ほんとはこんな本書いたくなかったのです、どうせ中身は予想がつくし。しかし、批判のためにはきちんと参照しないといけませんから、涙を飲んで買いました。高い!高すぎる!

で、早速読み始めると、早速嘘が書いてありました。

P14:
「原爆完成は数年先」の衝撃報告

1945年5月末、米国における原爆問題に関する秘密の最高諮問会議「暫定委員会」で、アーサー・コンプトン博士が、プルトニウム型原爆の完成は1949年1月以降と報告。進捗を繕っていたが、ウラン型原爆の完成も報告されていなかった。

Palmerとほぼ同じことを言っています。既にこれについては批判しています資料はこちらにあります)。ですから、繰り返す必要もないです。

AIで林の嘘を見抜こう!

ここでは、読者の方が簡単に林の大嘘を見抜けるよう、AIを使ってみましょう。

1945年5月末、米国における原爆問題に関する秘密の最高諮問会議「暫定委員会」で、アーサー・コンプトン博士が、プルトニウム型原爆の完成は1949年1月以降と報告。進捗を繕っていたが、ウラン型原爆の完成も報告されていなかった。

この文章の嘘を指摘してください

Claudeの答え(Claudeとは、これまでこの件でのやりとりは一切ありませんでした)

この文章は、実在する史料をベースにしながら、結論を捻じ曲げた典型的な「陰謀論的援用」のパターンです。具体的な嘘・誤りを指摘します。

1. 「プルトニウム型原爆の完成は1949年1月以降」という数字が虚偽

1945年5月31日の暫定委員会(Interim Committee)議事録では、コンプトンはプルトニウムの精製・量産に「あと2年、量産にはさらに1年」かかるといった趣旨の発言をした記録はありますが、これは同議事録を「原爆はハリボテだった」と主張する反原爆使用/陰謀論系の書籍(archive.orgに転載されている「Hiroshima Revisited」の著者による解説付き版)の解釈です。この解釈が「1949年1月」という具体的な期日を導き出しているのであり、これは一次史料そのものの記述ではなく、後年の論者による飛躍した推論です。

2. 「ウラン型原爆の完成も報告されていなかった」は事実に反する

これは明確に誤りです。同じ1945年春の時点で、グローヴス准将(マンハッタン計画責任者)からトルーマン大統領・スティムソン陸軍長官への報告(1945年4月23日付メモ)には最初のガン型(ウラン型)兵器は1945年8月1日頃に準備が整い、爆縮型(プルトニウム型)兵器も同月中に利用可能になると記されています。つまりウラン型もプルトニウム型も、5月末の時点で「8月に完成見込み」と明確に報告されていたのです。
National Security Archive

3. 実際の歴史的経過と矛盾

1945年7月16日:トリニティ実験(プルトニウム爆縮型)成功
1945年8月6日:広島(ウラン型「リトルボーイ」)
1945年8月9日:長崎(プルトニウム型「ファットマン」)

これらはいずれも5月31日の会議からわずか1〜2ヶ月後に実現しており、「1949年まで完成しない」という主張とは根本的に矛盾します。もし本当に1949年まで完成しないという報告が正式になされていたなら、その後わずか数週間でトリニティ実験・実戦投下が行われたことの説明がつきません。

まとめ

この文章は、暫定委員会の議事録という実在の一次史料を出発点にしながら、

コンプトンの発言を都合よく拡大解釈して具体的な年月(1949年1月)を捏造
グローヴスによる別の実際の報告(ウラン型・プルトニウム型とも1945年8月完成見込み)の存在を意図的に無視・隠蔽

することで、「原爆開発は実は間に合っていなかった/原爆投下は欺瞞だった」という結論に誘導する構成になっています。史料の存在自体は本物でも、そこから引き出す結論が歪められている典型例と言えます。 

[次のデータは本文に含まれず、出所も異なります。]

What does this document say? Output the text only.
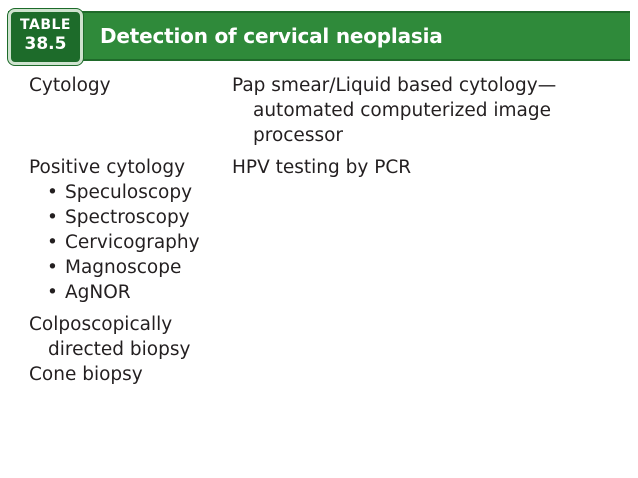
TABLE
38.5	Detection of cervical neoplasia
Cytology	Pap smear/Liquid based cytology— automated computerized image processor
Positive cytology	HPV testing by PCR
• Speculoscopy
• Spectroscopy
• Cervicography
• Magnoscope
• AgNOR
Colposcopically directed biopsy
Cone biopsy
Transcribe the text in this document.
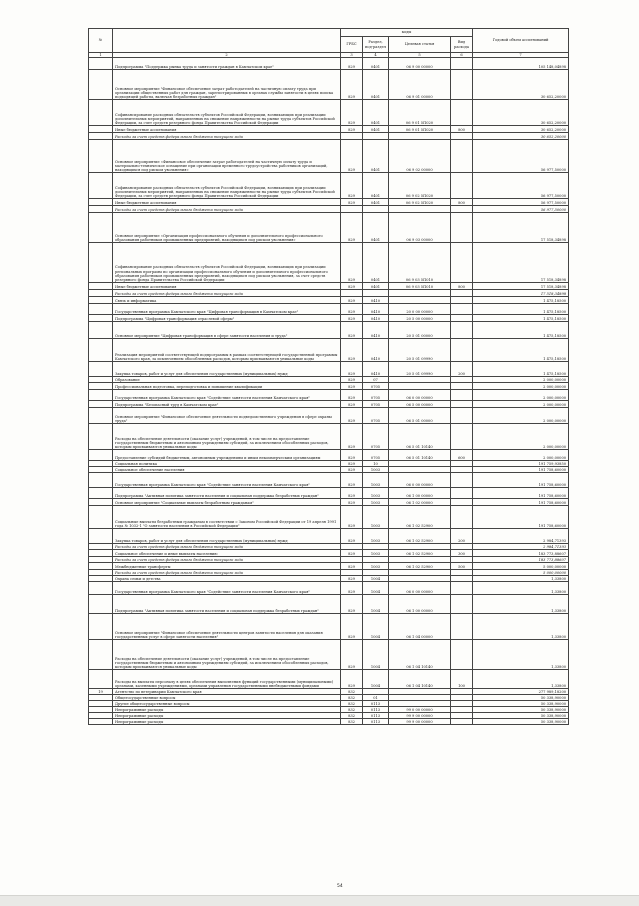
№		коды				Годовой объем ассигнований
		ГРБС	Раздел, под-раздел	Целевая статья	Вид расхода	
1	2	3	4	5	6	7
	Подпрограмма "Поддержка рынка труда и занятости граждан в Камчатском крае"	829	0401	06 9 00 00000		105 148,04898
	Основное мероприятие "Финансовое обеспечение затрат работодателей на частичную оплату труда при организации общественных работ для граждан, зарегистрированных в органах службы занятости в целях поиска подходящей работы, включая безработных граждан"	829	0401	06 9 01 00000		30 652,20000
	Софинансирование расходных обязательств субъектов Российской Федерации, возникающих при реализации дополнительных мероприятий, направленных на снижение напряженности на рынке труда субъектов Российской Федерации, за счет средств резервного фонда Правительства Российской Федерации	829	0401	06 9 01 5П020		30 652,20000
	Иные бюджетные ассигнования	829	0401	06 9 01 5П020	800	30 652,20000
	Расходы за счет средств федерального бюджета текущего года					30 652,20000
	Основное мероприятие «Финансовое обеспечение затрат работодателей на частичную оплату труда и материально-техническое оснащение при организации временного трудоустройства работников организаций, находящихся под риском увольнения»	829	0401	06 9 02 00000		56 977,50000
	Софинансирование расходных обязательств субъектов Российской Федерации, возникающих при реализации дополнительных мероприятий, направленных на снижение напряженности на рынке труда субъектов Российской Федерации, за счет средств резервного фонда Правительства Российской Федерации	829	0401	06 9 02 5П020		56 977,50000
	Иные бюджетные ассигнования	829	0401	06 9 02 5П020	800	56 977,50000
	Расходы за счет средств федерального бюджета текущего года					56 977,50000
	Основное мероприятие «Организация профессионального обучения и дополнительного профессионального образования работников промышленных предприятий, находящихся под риском увольнения»	829	0401	06 9 03 00000		17 518,34898
	Софинансирование расходных обязательств субъектов Российской Федерации, возникающих при реализации региональных программ по организации профессионального обучения и дополнительного профессионального образования работников промышленных предприятий, находящихся под риском увольнения, за счет средств резервного фонда Правительства Российской Федерации	829	0401	06 9 03 5П010		17 518,34898
	Иные бюджетные ассигнования	829	0401	06 9 03 5П010	800	17 518,34898
	Расходы за счет средств федерального бюджета текущего года					17 518,34898
	Связь и информатика	829	0410			1 475,18500
	Государственная программа Камчатского края "Цифровая трансформация в Камчатском крае"	829	0410	20 0 00 00000		1 475,18500
	Подпрограмма "Цифровая трансформация отраслевой сферы"	829	0410	20 5 00 00000		1 475,18500
	Основное мероприятие "Цифровая трансформация в сфере занятости населения и труда"	829	0410	20 5 01 00000		1 475,18500
	Реализация мероприятий соответствующей подпрограммы в рамках соответствующей государственной программы Камчатского края, за исключением обособленных расходов, которым присваиваются уникальные коды	829	0410	20 5 01 09990		1 475,18500
	Закупка товаров, работ и услуг для обеспечения государственных (муниципальных) нужд	829	0410	20 5 01 09990	200	1 475,18500
	Образование	829	07			2 000,00000
	Профессиональная подготовка, переподготовка и повышение квалификации	829	0705			2 000,00000
	Государственная программа Камчатского края "Содействие занятости населения Камчатского края"	829	0705	06 0 00 00000		2 000,00000
	Подпрограмма "Безопасный труд в Камчатском крае"	829	0705	06 5 00 00000		2 000,00000
	Основное мероприятие "Финансовое обеспечение деятельности подведомственного учреждения в сфере охраны труда"	829	0705	06 5 01 00000		2 000,00000
	Расходы на обеспечение деятельности (оказание услуг) учреждений, в том числе на предоставление государственным бюджетным и автономным учреждениям субсидий, за исключением обособленных расходов, которым присваиваются уникальные коды	829	0705	06 5 01 10140		2 000,00000
	Предоставление субсидий бюджетным, автономным учреждениям и иным некоммерческим организациям	829	0705	06 5 01 10140	600	2 000,00000
	Социальная политика	829	10			191 759,93850
	Социальное обеспечение населения	829	1003			191 758,60000
	Государственная программа Камчатского края "Содействие занятости населения Камчатского края"	829	1003	06 0 00 00000		191 758,60000
	Подпрограмма "Активная политика занятости населения и социальная поддержка безработных граждан"	829	1003	06 1 00 00000		191 758,60000
	Основное мероприятие "Социальные выплаты безработным гражданам"	829	1003	06 1 02 00000		191 758,60000
	Социальные выплаты безработным гражданам в соответствии с Законом Российской Федерации от 19 апреля 1991 года № 1032-1 "О занятости населения в Российской Федерации"	829	1003	06 1 02 52900		191 758,60000
	Закупка товаров, работ и услуг для обеспечения государственных (муниципальных) нужд	829	1003	06 1 02 52900	200	2 984,71393
	Расходы за счет средств федерального бюджета текущего года					2 984,71393
	Социальное обеспечение и иные выплаты населению	829	1003	06 1 02 52900	300	183 773,88607
	Расходы за счет средств федерального бюджета текущего года					183 773,88607
	Межбюджетные трансферты	829	1003	06 1 02 52900	500	5 000,00000
	Расходы за счет средств федерального бюджета текущего года					5 000,00000
	Охрана семьи и детства	829	1004			1,33800
	Государственная программа Камчатского края "Содействие занятости населения Камчатского края"	829	1004	06 0 00 00000		1,33800
	Подпрограмма "Активная политика занятости населения и социальная поддержка безработных граждан"	829	1004	06 1 00 00000		1,33800
	Основное мероприятие "Финансовое обеспечение деятельности центров занятости населения для оказания государственных услуг в сфере занятости населения"	829	1004	06 1 04 00000		1,33800
	Расходы на обеспечение деятельности (оказание услуг) учреждений, в том числе на предоставление государственным бюджетным и автономным учреждениям субсидий, за исключением обособленных расходов, которым присваиваются уникальные коды	829	1004	06 1 04 10140		1,33800
	Расходы на выплаты персоналу в целях обеспечения выполнения функций государственными (муниципальными) органами, казенными учреждениями, органами управления государственными внебюджетными фондами	829	1004	06 1 04 10140	100	1,33800
19	Агентство по ветеринарии Камчатского края	832				277 989,18200
	Общегосударственные вопросы	832	01			50 338,90000
	Другие общегосударственные вопросы	832	0113			50 338,90000
	Непрограммные расходы	832	0113	99 0 00 00000		50 338,90000
	Непрограммные расходы	832	0113	99 9 00 00000		50 338,90000
	Непрограммные расходы	832	0113	99 9 00 00000		50 338,90000
54
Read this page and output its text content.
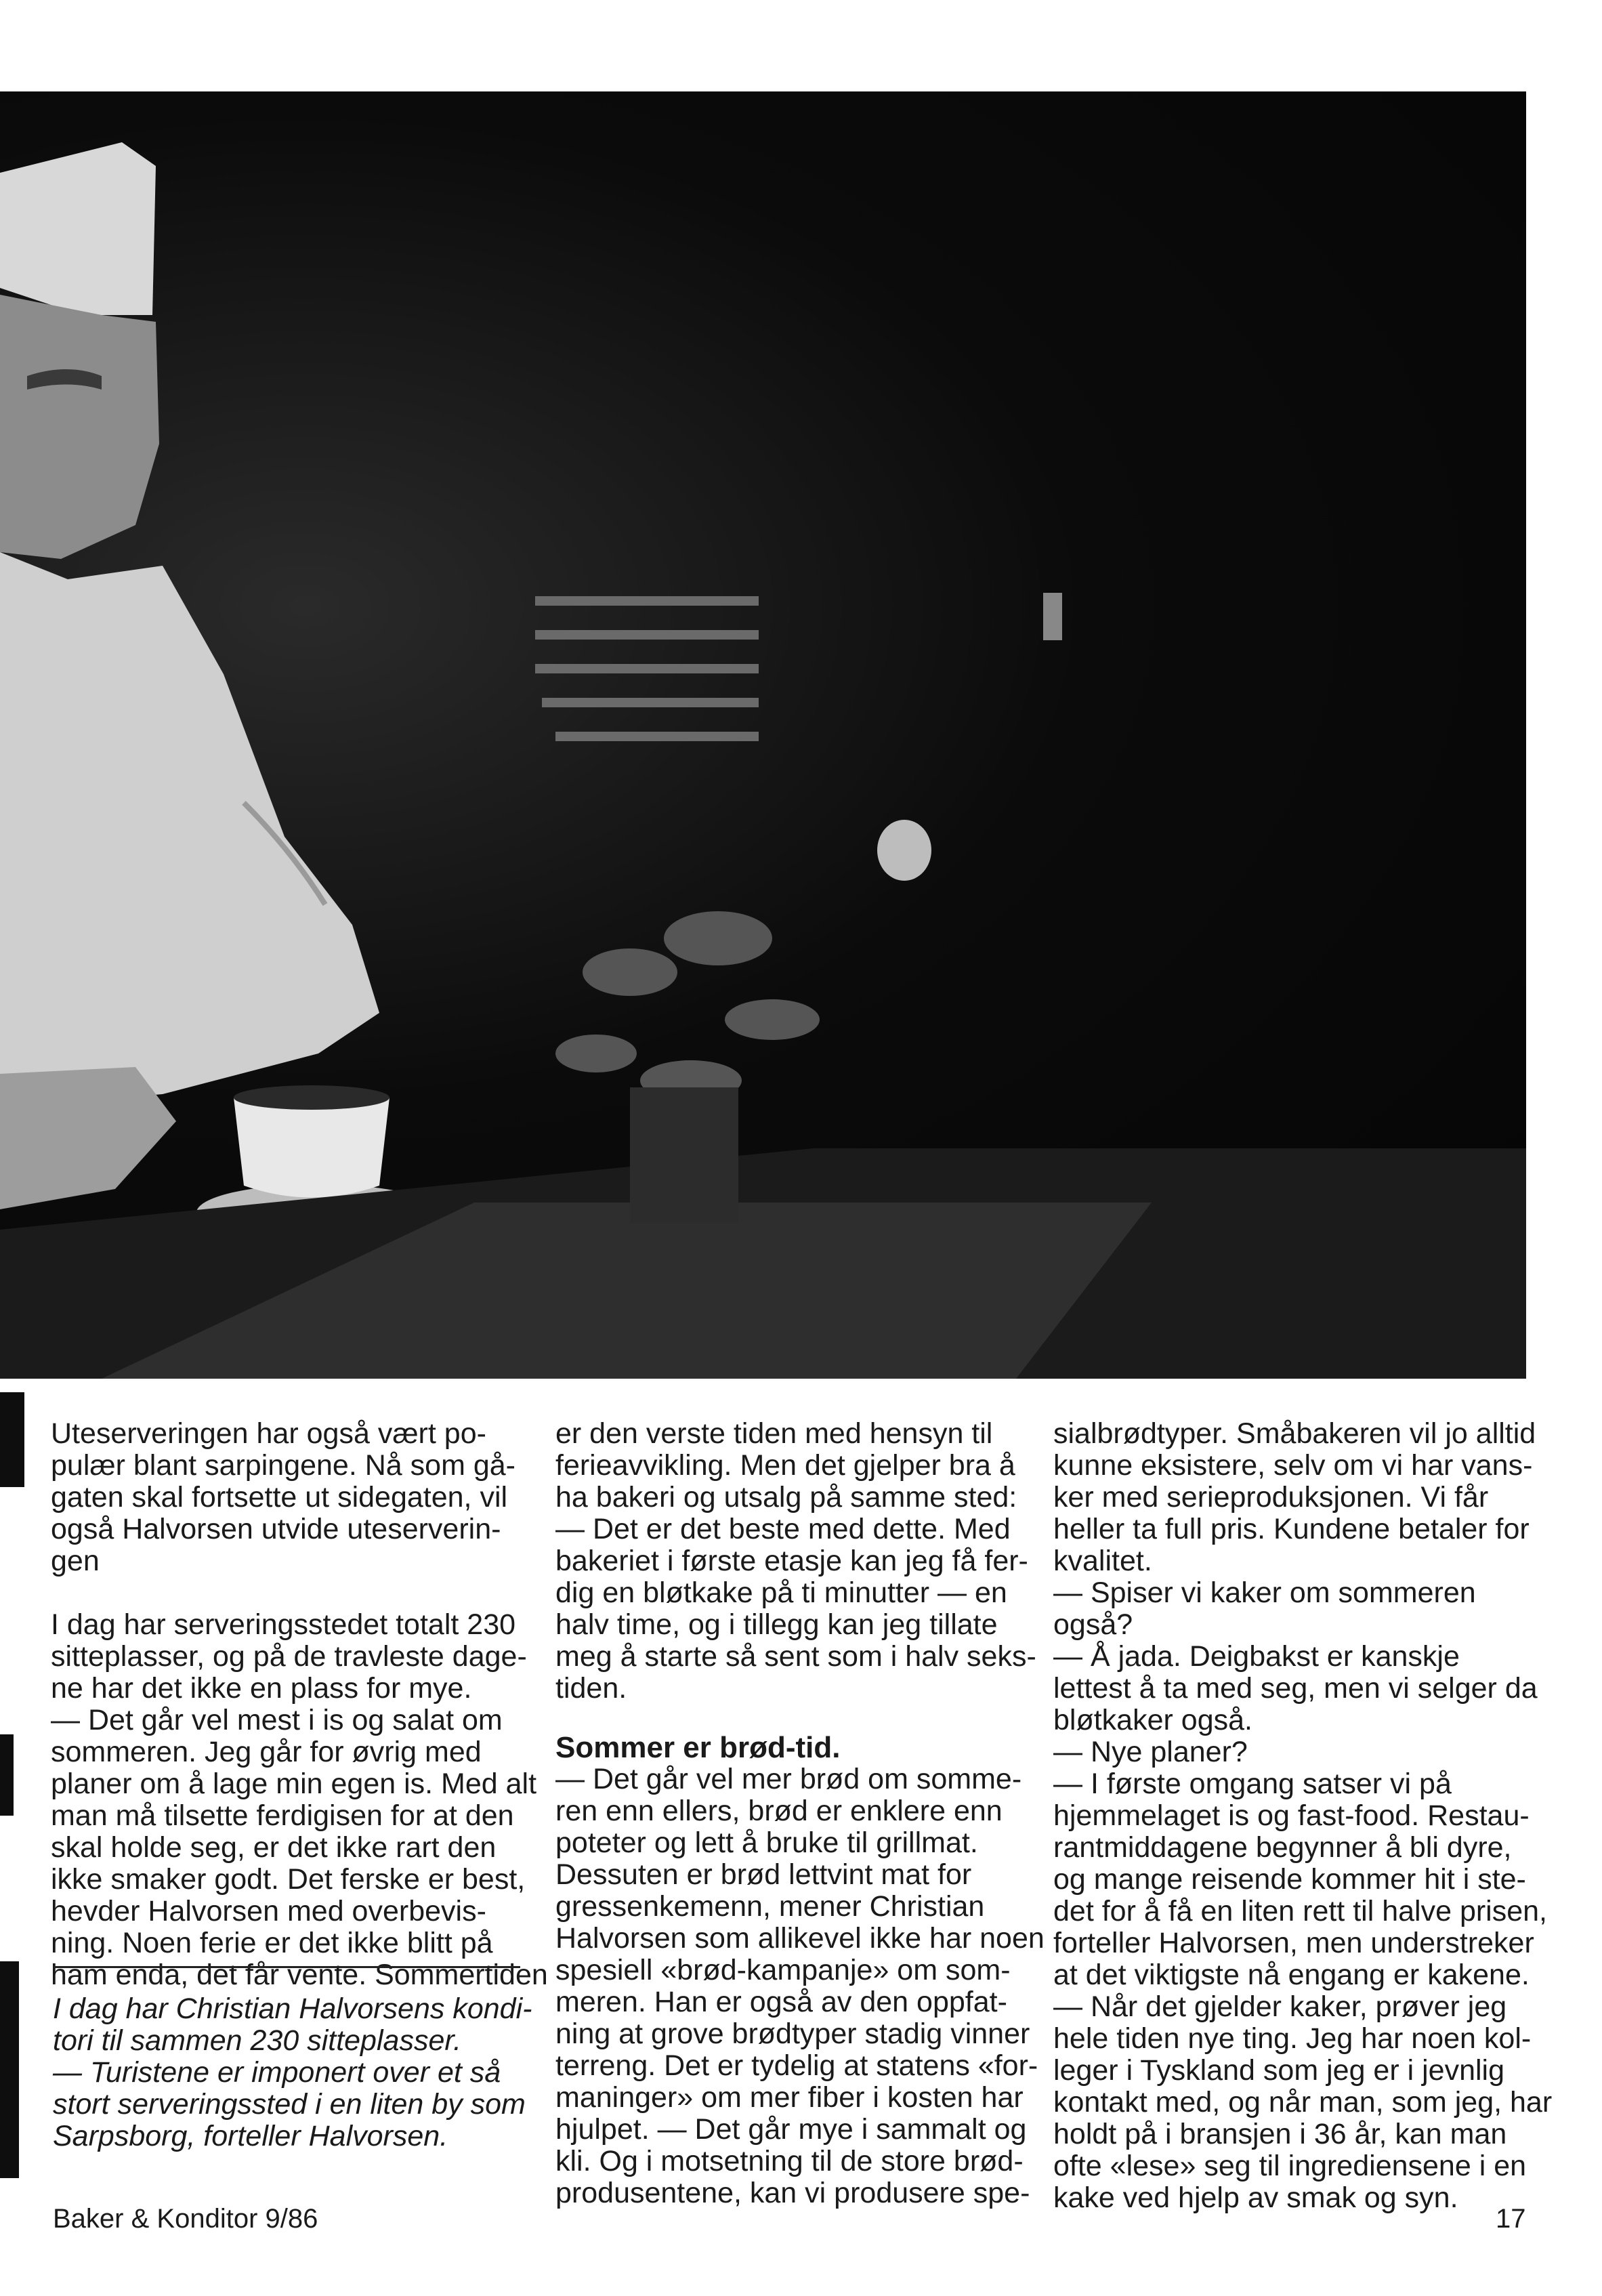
Uteserveringen har også vært po-

pulær blant sarpingene. Nå som gå-

gaten skal fortsette ut sidegaten, vil

også Halvorsen utvide uteserverin-

gen

I dag har serveringsstedet totalt 230

sitteplasser, og på de travleste dage-

ne har det ikke en plass for mye.

— Det går vel mest i is og salat om

sommeren. Jeg går for øvrig med

planer om å lage min egen is. Med alt

man må tilsette ferdigisen for at den

skal holde seg, er det ikke rart den

ikke smaker godt. Det ferske er best,

hevder Halvorsen med overbevis-

ning. Noen ferie er det ikke blitt på

ham enda, det får vente. Sommertiden

I dag har Christian Halvorsens kondi-

tori til sammen 230 sitteplasser.

— Turistene er imponert over et så

stort serveringssted i en liten by som

Sarpsborg, forteller Halvorsen.

er den verste tiden med hensyn til

ferieavvikling. Men det gjelper bra å

ha bakeri og utsalg på samme sted:

— Det er det beste med dette. Med

bakeriet i første etasje kan jeg få fer-

dig en bløtkake på ti minutter — en

halv time, og i tillegg kan jeg tillate

meg å starte så sent som i halv seks-

tiden.

Sommer er brød-tid.

— Det går vel mer brød om somme-

ren enn ellers, brød er enklere enn

poteter og lett å bruke til grillmat.

Dessuten er brød lettvint mat for

gressenkemenn, mener Christian

Halvorsen som allikevel ikke har noen

spesiell «brød-kampanje» om som-

meren. Han er også av den oppfat-

ning at grove brødtyper stadig vinner

terreng. Det er tydelig at statens «for-

maninger» om mer fiber i kosten har

hjulpet. — Det går mye i sammalt og

kli. Og i motsetning til de store brød-

produsentene, kan vi produsere spe-

sialbrødtyper. Småbakeren vil jo alltid

kunne eksistere, selv om vi har vans-

ker med serieproduksjonen. Vi får

heller ta full pris. Kundene betaler for

kvalitet.

— Spiser vi kaker om sommeren

også?

— Å jada. Deigbakst er kanskje

lettest å ta med seg, men vi selger da

bløtkaker også.

— Nye planer?

— I første omgang satser vi på

hjemmelaget is og fast-food. Restau-

rantmiddagene begynner å bli dyre,

og mange reisende kommer hit i ste-

det for å få en liten rett til halve prisen,

forteller Halvorsen, men understreker

at det viktigste nå engang er kakene.

— Når det gjelder kaker, prøver jeg

hele tiden nye ting. Jeg har noen kol-

leger i Tyskland som jeg er i jevnlig

kontakt med, og når man, som jeg, har

holdt på i bransjen i 36 år, kan man

ofte «lese» seg til ingrediensene i en

kake ved hjelp av smak og syn.

Baker & Konditor 9/86	17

ChatGPTの答え(原爆問題について、さんざんやりとりしてきました)

この記述は、少なくとも一次資料を正確に読んだものとは到底いえず、核心部分で非常にミスリーディングです。特に「プルトニウム型原爆は1949年1月以降」「ウラン型原爆の完成も報告されなかった」という二つを結びつけて、「1945年には原爆が完成する見込みがなかった」と読者に思わせる構成が問題です。

1. コンプトンは「プルトニウム原爆が1949年1月に完成」と報告していない

1945年5月31日の一次資料で、コンプトンが説明したのは原爆開発の二つの段階です。

The first stage involved the separation of uranium 235. The second stage involved the use of “breeder” piles to produce enriched materials from which plutonium or new types of uranium could be obtained.

つまり、

第1段階=ウラン235の分離
第2段階=増殖炉によってプルトニウム等を生産する将来の段階

という説明です。さらに決定的なのは、その直後に、「The first stage was being used to produce material for the present bomb」と明記されています。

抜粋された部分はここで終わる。